Banche e imprese pagano il conto delle tensioni: vendite di obbligazioni ai minimi dal 2008

Le aziende italiane stanno riducendo il ricorso al mercato obbligazionario: nei primi 11 mesi dell’anno, le emissioni corporate da parte di società italiane hanno fatto segnare il livello minimo da 10 anni.

Banche e imprese pagano il conto delle tensioni: vendite di obbligazioni ai minimi dal 2008

Le tensioni tra l’esecutivo italiano e le autorità europee stanno riducendo il ricorso delle aziende al mercato dei bond.

Secondo le indicazioni fornite da Refinitiv, e riportate dal Financial Times, società e banche domiciliate in Italiana nel 2018 hanno messo sul mercato obbligazioni per 77 miliardi di dollari, il livello minore, per i primi 11 mesi dell’anno, dal 2008. Rispetto al pari periodo 2017, la contrazione supera il 25%.

È di qualche giorno fa la notizia che UniCredit ha collocato un’obbligazione “Senior Non-Preferred” a 5 anni per un importo pari a 3 miliardi di dollari (UniCredit: collocato bond per 3 miliardi, “possiamo accedere al mercato in qualsiasi condizione”) con un costo di raccolta di 420 punti base, sei volte rispetto a quando pagato solo 11 mesi fa (Economia Italia: ecco le prove dell’inasprimento finanziario).

In questo modo, il faticoso passaggio da un modello “banco-centrico” a uno in cui le imprese si rivolgono al mercato per reperire risorse rischia sta subendo un brusco stop.

Bankitalia: provvista si conferma limitata

Standard & Poor’s recentemente ha rilevato come i continui scontri tra Roma e Bruxelles “potrebbero portare ad un innalzamento dei costi di raccolta per il settore privato, incluse le banche” e “limitare i progressi delle banche nel percorso di ripresa”.
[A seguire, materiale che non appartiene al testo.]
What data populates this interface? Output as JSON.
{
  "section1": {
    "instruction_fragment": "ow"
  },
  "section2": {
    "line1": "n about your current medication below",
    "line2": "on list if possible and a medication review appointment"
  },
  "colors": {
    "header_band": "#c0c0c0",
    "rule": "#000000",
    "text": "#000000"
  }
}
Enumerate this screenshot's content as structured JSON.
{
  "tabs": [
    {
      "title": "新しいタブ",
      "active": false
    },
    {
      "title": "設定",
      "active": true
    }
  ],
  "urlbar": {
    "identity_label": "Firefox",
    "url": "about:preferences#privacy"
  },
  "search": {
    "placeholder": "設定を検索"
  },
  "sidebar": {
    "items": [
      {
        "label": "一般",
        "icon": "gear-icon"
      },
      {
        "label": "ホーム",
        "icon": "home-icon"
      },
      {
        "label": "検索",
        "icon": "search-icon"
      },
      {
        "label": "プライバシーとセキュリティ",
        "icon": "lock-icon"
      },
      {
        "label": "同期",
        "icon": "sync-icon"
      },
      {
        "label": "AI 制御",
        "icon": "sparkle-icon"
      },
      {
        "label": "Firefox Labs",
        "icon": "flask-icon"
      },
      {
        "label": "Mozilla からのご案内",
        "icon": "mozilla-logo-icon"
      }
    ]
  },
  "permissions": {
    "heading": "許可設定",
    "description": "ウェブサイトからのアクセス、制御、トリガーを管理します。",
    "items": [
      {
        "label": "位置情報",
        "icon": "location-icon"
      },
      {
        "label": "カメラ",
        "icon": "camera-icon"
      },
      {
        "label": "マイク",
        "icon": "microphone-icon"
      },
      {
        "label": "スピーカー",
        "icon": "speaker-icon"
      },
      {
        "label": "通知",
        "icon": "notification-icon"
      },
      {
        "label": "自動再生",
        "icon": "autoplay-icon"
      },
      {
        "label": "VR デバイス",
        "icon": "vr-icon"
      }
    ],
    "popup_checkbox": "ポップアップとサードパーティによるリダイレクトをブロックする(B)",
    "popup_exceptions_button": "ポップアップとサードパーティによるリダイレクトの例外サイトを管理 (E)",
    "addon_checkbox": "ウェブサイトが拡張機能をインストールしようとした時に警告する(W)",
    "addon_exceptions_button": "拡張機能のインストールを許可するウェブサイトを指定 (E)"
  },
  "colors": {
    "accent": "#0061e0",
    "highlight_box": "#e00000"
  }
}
Nel suo ultimo “Rapporto sulla stabilità finanziaria”, la Banca d’Italia ha rilevato come “la provvista sui mercati obbligazionari internazionali rimane limitata”. “Nel terzo trimestre le emissioni nette di titoli senior sono state negative per 200 milioni; quelle di titoli subordinati, che nel trimestre precedente avevano registrato il valore minimo degli ultimi cinque anni (-6,6 miliardi), sono state pari a un miliardo”.

“Nello stesso periodo –continua via Nazionale- le banche italiane non hanno effettuato collocamenti di obbligazioni chirografarie di secondo livello (senior unpreferred bonds) […]; le emissioni complessive di tali titoli da parte degli altri intermediari europei sono state pari a 10,6 miliardi (2 e 12 miliardi nel primo semestre dell’anno per le banche italiane ed europee, rispettivamente)”. Il valore delle obbligazioni in circolazione delle banche italiane a settembre ha segnato una contrazione annua del 17%.

Cresce il costo delle nuove emissioni

“Il peggioramento delle condizioni sui mercati si è tradotto in un aumento del costo delle nuove emissioni obbligazionarie e nei ridotti collocamenti di imprese che hanno fatto ricorso per la prima volta a questi finanziamenti”.

Il rendimento medio delle obbligazioni a tasso fisso emesse nel terzo trimestre è salito al 3,5%, contro l’1,8% dei primi tre mesi dell’anno, il livello più alto dal 2014. Negli ultimi due trimestri si sono dimezzati, a 1,4 miliardi, i collocamenti dei nuovi emittenti rispetto allo stesso periodo dell’anno precedente.